To the right of the horse’s name in the racing program, there is a three-digit number. This number is the weight that the horse is carrying for that race and includes the jockey and his clothing, plus the saddle, girth, and saddle cloth. Occasionally a horse will carry more weight than stated on the program due to a jockey’s inability to make himself light enough. Such a change will be noted on the tote board prior to the race; the difference is usually between one and four pounds.
The idea of the horses carrying weight is to give more experienced and successful horses heavier weights in an attempt to give less successful horses a more chance at success. All weight carried is based upon The Jockey Club’s Scale of Weights, a formula that has not changed in over one hundred years. While the Scale of Weights is a starting point, the actual weight an individual horse will carry can differ drastically.
As the racing secretary writes races for the card, he will put place qualifying conditions for each race and those conditions alter the amount of weight each horse carries. For example:
Claiming purse $32,000. For Fillies and Mares Three Year Old and Upward. Three Year Olds, 121 lbs; Older, 124 lbs. Non-winners of two races since February 1 allowed 2 lbs. A race since then allowed 4 lbs.
- The above race is only open to female horses that are three years old or older with the three year olds carrying a starting weight of 121 pounds and the four year olds and older carrying 124 pounds.
- If a horse has not won two races since February 1st, two pounds will deducted from the weight for age meaning the horse will carry 119 pounds for three year olds or 122 pounds for four year olds and older.
- If the horse has not won a single race since February 1st, four pounds are deducted from the weight for age, taking the weight down to 117 for three year olds and 120 for horses four and up.
– Fillies always carry less weight than their male counterparts if running in the same race and this difference is usually between three and five pounds. The idea behind this is that fillies are “weaker” than their colt competitors and therefore should be allowed to carry less weight.
– In order to encourage the use of apprentice or “bug” riders, trainers who choose to use to ride their horses will be given lesser weight over choosing an experienced rider. The idea is that the weight allowance will encourage trainers to use inexperienced, but lighter, riders in order to give new jockeys opportunities to ride in races. These weight allowances vary between three and seven pounds in addition to the weight for age and weight for gender allowances.

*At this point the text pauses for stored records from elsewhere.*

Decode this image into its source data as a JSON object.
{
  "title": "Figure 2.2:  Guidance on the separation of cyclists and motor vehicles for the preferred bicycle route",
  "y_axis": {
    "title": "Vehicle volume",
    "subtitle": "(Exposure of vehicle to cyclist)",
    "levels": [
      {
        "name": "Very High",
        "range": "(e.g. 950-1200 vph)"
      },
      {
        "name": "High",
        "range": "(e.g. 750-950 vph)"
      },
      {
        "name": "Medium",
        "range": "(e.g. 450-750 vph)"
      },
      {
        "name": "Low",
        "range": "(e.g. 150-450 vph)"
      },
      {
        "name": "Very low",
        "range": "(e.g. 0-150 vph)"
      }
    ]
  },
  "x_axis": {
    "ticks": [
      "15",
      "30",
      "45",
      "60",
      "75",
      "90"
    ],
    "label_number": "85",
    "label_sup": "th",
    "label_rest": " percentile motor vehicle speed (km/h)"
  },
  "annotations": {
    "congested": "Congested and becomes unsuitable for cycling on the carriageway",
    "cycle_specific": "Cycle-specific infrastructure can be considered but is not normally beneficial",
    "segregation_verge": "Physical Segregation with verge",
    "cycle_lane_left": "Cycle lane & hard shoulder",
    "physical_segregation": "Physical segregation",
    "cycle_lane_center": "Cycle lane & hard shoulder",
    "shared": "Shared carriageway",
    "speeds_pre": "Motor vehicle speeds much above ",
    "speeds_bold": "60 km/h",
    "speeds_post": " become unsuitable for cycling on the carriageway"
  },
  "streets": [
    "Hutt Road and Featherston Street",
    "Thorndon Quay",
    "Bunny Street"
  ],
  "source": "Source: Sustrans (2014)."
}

– When a horse is carrying more weight than a rival, he is “giving” weight to the rival. For instance, if Horse A is carrying 126 pounds and Horse B is carrying carrying 120 pounds, Horse A is giving six pounds away to Horse B
– It is widely believed that every pounds equals one horse length during a race over one mile. Therefore, if Horse A is carrying 124 pounds and Horse B is carrying 120 pounds, Horse B should win by four horse-lengths over Horse A.